Echerer: Vorgelegtes Urheberrechtsgesetz ist keine Stärkung für Kreative

Regierung will EU-Richtline ohne Einbindung von ExpertInnen u. Betroffenen implementieren

OTS (Wien/Brüssel) - Die österreichische Bundesregierung hat gestern dem Ministerrat einen Entwurf für die Implementierung der EU-Info-oder Copyright-Richtlinie vorgelegt. Die Grüne EU-Abgeordnete Echerer kritisiert, dass dem Entwurf weder die üblichen ExpertInnenrunden, noch eine öffentliche Diskussion vorausging.

Die Info- oder Copyrightrichtlinie soll der Existenzsicherung Kreativer dienen und eine Balance schaffen, zwischen UrheberInnen, NutzerInnen und KonsumentInnen. Die Implementierung der Inforichtlinie wäre in Österreich der Anlass, längst fällige Modernisierungen vorzunehmen, vor allem im Bereich des Filmurheberrechts: "Aber der neue, alte Kunststaatssekretär schweigt zu diesem Thema in Kanzlermanier", so Echerer.
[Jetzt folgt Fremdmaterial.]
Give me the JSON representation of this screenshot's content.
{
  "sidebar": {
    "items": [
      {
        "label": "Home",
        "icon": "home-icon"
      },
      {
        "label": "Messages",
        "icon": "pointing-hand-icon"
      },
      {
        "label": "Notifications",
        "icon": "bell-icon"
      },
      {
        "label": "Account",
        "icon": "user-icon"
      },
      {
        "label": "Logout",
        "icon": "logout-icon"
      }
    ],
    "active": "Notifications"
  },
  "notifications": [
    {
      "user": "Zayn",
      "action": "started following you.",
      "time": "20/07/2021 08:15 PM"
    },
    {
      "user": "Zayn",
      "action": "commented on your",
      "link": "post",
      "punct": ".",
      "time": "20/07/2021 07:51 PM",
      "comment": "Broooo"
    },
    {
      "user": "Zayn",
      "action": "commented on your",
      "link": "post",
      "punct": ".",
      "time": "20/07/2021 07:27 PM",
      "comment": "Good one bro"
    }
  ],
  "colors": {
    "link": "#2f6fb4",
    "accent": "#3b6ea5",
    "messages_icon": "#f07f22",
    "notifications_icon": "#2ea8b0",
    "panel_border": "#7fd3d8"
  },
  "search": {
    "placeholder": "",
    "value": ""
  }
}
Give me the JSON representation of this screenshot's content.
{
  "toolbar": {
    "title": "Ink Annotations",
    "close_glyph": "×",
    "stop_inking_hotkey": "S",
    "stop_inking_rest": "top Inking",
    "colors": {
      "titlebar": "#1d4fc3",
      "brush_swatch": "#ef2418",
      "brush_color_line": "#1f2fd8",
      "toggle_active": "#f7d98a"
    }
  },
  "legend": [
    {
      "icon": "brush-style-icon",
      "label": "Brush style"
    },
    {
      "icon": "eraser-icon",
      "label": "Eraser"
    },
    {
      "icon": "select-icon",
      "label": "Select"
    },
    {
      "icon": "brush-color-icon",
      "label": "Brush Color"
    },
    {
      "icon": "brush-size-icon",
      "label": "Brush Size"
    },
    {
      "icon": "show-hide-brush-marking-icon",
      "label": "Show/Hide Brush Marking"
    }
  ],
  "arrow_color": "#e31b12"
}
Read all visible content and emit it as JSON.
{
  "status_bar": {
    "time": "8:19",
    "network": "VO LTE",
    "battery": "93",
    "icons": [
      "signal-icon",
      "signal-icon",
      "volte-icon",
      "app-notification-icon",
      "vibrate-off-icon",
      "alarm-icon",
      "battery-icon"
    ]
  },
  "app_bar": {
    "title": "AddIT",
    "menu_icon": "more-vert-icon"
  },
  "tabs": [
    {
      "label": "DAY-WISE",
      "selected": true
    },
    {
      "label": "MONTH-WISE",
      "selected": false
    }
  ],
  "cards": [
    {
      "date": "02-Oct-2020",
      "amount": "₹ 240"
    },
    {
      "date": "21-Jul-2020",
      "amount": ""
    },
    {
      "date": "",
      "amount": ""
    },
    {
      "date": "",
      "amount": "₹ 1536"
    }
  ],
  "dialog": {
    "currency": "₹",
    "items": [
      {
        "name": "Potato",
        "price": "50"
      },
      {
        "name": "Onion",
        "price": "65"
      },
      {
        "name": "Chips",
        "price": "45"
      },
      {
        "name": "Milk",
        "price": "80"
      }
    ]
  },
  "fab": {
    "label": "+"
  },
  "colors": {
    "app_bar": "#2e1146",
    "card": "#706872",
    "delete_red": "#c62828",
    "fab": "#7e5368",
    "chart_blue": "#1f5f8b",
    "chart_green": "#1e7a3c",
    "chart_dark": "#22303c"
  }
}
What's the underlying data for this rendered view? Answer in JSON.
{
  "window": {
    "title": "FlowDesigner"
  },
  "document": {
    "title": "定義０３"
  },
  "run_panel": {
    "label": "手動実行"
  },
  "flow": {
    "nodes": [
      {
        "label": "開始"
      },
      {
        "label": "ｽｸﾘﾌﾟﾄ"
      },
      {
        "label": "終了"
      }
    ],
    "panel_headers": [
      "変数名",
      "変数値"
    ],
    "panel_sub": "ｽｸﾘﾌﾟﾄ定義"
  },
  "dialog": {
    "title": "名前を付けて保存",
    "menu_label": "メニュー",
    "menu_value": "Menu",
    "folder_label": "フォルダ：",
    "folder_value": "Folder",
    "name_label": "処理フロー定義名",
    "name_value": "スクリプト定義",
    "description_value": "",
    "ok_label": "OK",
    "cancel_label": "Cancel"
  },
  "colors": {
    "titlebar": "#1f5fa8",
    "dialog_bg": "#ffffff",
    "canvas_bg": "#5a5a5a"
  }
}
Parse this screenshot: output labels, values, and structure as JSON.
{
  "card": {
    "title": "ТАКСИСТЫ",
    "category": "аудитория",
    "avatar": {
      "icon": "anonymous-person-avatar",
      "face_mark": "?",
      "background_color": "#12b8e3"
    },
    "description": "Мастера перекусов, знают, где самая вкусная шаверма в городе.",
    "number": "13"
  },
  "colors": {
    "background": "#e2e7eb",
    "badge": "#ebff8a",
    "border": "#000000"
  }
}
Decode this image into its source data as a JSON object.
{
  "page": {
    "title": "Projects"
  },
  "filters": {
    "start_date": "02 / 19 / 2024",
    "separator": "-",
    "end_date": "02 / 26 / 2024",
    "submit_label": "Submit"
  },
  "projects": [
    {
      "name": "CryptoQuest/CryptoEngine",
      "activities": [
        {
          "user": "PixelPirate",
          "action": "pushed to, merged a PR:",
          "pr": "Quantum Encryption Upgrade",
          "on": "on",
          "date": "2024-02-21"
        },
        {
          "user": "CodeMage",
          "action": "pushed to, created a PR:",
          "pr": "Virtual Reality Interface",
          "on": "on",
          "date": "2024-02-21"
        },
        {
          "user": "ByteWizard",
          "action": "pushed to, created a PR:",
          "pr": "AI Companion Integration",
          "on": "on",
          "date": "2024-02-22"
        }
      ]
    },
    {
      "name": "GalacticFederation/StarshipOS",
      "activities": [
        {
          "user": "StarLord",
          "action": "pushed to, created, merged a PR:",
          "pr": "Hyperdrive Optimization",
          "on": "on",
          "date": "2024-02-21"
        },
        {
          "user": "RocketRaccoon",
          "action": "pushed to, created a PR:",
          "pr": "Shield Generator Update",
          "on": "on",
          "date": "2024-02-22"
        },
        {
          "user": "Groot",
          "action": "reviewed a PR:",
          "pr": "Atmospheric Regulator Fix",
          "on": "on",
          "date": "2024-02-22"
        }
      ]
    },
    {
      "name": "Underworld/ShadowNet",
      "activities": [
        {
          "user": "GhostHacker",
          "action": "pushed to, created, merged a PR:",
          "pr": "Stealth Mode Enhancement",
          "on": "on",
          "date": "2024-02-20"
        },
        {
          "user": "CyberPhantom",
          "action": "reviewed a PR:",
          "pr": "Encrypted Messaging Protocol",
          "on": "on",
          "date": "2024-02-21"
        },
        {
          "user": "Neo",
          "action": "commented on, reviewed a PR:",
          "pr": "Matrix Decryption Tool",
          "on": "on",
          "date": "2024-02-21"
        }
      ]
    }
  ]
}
Für die Implementierung der Richtlinie, die mit Dezember 2002 abgeschlossen sein soll, erhielt Österreich wegen der vorgezogenen Neuwahlen Aufschub. Passiert ist in dieser Zeit jedoch nichts. Echerer fordert daher die Bundesregierung auf, bei der Implementierung mehr Sorgfalt walten zu lassen und das Urheberrecht als wichtigstes Instrument der österreichischen Kreativwirtschaftzu reformieren und zu stärken. "Unabhängige, selbstbewusste UrheberInnen liefern einen unverzichtbaren Beitrag für die Gesellschaft. AlmosenempfängerInnen sind abhängig und werden gezwungen, marktorientiert und quotengerecht zu handeln" schließt Echerer.